Working primarily with wood, she draws on its familial and domestic associations, grounding her practice in ideas of home and inheritance. Within this framework, she fixes images in resin, adorning material surfaces to conjure moments of Black being that she deems pivotal. Her ancestors move through this process with her. They are the pulse between her eyes, the sacred hum when meditating, the glitter as it glides from her hands onto the surface, a silent presence in her periphery. She feels them in her chest like a burning star.
In her sculptural collages, domestic interiors become sites of both tenderness and disorientation. When decontextualised, they hold the tension of the familiar and the unknown. Making, for Onajevwe, is a process of not knowing and of becoming, a movement between constriction and release. A tightness in her throat followed by release. It is euphoric.

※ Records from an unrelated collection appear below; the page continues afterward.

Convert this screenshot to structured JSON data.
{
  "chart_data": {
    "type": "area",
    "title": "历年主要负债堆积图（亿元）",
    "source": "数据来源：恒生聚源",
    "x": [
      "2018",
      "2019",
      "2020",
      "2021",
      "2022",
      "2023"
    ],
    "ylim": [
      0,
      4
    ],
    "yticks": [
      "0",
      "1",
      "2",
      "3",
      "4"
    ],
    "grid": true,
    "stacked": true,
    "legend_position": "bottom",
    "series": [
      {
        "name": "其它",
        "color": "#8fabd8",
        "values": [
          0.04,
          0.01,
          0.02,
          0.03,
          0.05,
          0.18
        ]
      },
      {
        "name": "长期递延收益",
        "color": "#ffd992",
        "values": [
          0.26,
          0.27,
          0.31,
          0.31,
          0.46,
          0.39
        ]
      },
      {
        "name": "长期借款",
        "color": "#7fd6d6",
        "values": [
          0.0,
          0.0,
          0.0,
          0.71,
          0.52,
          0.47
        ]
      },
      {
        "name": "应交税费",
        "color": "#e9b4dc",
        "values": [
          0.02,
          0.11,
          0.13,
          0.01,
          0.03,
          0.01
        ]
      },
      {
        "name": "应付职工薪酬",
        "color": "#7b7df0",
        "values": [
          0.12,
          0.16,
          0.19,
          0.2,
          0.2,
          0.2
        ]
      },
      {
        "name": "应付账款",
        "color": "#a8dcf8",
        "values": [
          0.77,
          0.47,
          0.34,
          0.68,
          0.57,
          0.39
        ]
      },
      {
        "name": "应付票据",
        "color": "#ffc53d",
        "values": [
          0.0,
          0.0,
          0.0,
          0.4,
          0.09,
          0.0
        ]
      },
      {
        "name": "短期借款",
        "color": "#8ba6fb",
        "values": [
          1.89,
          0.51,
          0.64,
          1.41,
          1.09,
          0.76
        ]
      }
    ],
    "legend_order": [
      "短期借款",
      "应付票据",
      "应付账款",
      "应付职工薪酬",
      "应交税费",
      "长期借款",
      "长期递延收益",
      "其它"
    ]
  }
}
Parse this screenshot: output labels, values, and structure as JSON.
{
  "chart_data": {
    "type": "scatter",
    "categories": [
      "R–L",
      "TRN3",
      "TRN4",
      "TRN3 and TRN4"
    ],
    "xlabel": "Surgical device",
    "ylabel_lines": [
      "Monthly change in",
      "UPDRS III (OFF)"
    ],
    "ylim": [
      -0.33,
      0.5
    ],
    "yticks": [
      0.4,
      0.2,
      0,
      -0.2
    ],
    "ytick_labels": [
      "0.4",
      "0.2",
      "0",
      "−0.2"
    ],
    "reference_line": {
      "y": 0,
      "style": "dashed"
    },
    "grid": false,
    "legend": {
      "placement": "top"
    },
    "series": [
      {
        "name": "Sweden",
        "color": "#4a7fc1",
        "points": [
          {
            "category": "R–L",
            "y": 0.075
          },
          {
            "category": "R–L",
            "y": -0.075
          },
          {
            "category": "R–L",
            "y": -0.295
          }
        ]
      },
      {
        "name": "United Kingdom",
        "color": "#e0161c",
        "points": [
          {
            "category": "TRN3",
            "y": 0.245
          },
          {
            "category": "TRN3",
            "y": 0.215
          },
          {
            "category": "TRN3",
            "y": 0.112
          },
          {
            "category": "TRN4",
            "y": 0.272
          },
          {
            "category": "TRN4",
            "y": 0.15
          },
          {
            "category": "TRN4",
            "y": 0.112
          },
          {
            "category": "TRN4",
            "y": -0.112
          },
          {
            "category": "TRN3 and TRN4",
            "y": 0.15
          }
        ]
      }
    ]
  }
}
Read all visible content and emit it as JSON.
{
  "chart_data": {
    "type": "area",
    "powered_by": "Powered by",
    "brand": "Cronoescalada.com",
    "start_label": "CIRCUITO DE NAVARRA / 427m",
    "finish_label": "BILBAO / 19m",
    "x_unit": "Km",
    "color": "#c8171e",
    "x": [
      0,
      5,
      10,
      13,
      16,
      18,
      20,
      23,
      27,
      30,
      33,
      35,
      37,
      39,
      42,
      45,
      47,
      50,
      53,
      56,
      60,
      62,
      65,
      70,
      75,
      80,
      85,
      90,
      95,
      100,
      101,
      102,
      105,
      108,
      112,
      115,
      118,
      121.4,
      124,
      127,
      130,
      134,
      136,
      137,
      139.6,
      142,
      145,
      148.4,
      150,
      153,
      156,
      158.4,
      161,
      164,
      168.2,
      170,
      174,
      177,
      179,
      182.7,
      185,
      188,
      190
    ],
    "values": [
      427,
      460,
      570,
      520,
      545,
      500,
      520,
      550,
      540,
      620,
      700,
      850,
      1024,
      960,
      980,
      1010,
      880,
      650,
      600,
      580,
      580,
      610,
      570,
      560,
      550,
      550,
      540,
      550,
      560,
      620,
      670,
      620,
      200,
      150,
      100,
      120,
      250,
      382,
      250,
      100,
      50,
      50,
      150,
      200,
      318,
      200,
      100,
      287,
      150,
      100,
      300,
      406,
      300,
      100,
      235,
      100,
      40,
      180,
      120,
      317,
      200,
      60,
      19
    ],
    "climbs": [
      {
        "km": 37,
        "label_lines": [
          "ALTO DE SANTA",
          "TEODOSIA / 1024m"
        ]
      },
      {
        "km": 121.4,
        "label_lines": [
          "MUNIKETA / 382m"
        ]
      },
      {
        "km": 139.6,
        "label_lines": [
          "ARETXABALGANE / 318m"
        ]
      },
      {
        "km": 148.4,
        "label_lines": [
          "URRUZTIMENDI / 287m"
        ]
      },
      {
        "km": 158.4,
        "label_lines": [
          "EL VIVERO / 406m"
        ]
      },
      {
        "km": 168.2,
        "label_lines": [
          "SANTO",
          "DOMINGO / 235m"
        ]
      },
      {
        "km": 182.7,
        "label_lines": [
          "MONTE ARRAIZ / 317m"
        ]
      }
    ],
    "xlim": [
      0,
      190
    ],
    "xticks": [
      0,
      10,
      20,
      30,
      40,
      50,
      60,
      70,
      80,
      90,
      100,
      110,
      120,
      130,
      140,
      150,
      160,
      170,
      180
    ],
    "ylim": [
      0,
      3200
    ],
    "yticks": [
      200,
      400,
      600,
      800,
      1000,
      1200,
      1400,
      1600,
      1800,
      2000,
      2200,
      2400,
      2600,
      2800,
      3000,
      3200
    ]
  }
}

This sense of transformation extends into her engagement with religious imagery, which she subverts to reflect on a Westernised post-colonial Nigeria. While her work is often read as political due to her position as a Black artist, it is not born from obligation but from an intrinsic need to make. She has described herself as a spirit child, compelled to create and to redress both her family history and the Western canon of art history, bringing perspectives like her own to the forefront.
Underlying her practice is the recurring presence of the number four. It operates as both structure and symbol, shaping the way her work comes into being. One of four children, Onajevwe understands this number as deeply personal. Within her life and practice, it signifies protection and spiritual growth, a quiet framework through which all things are made.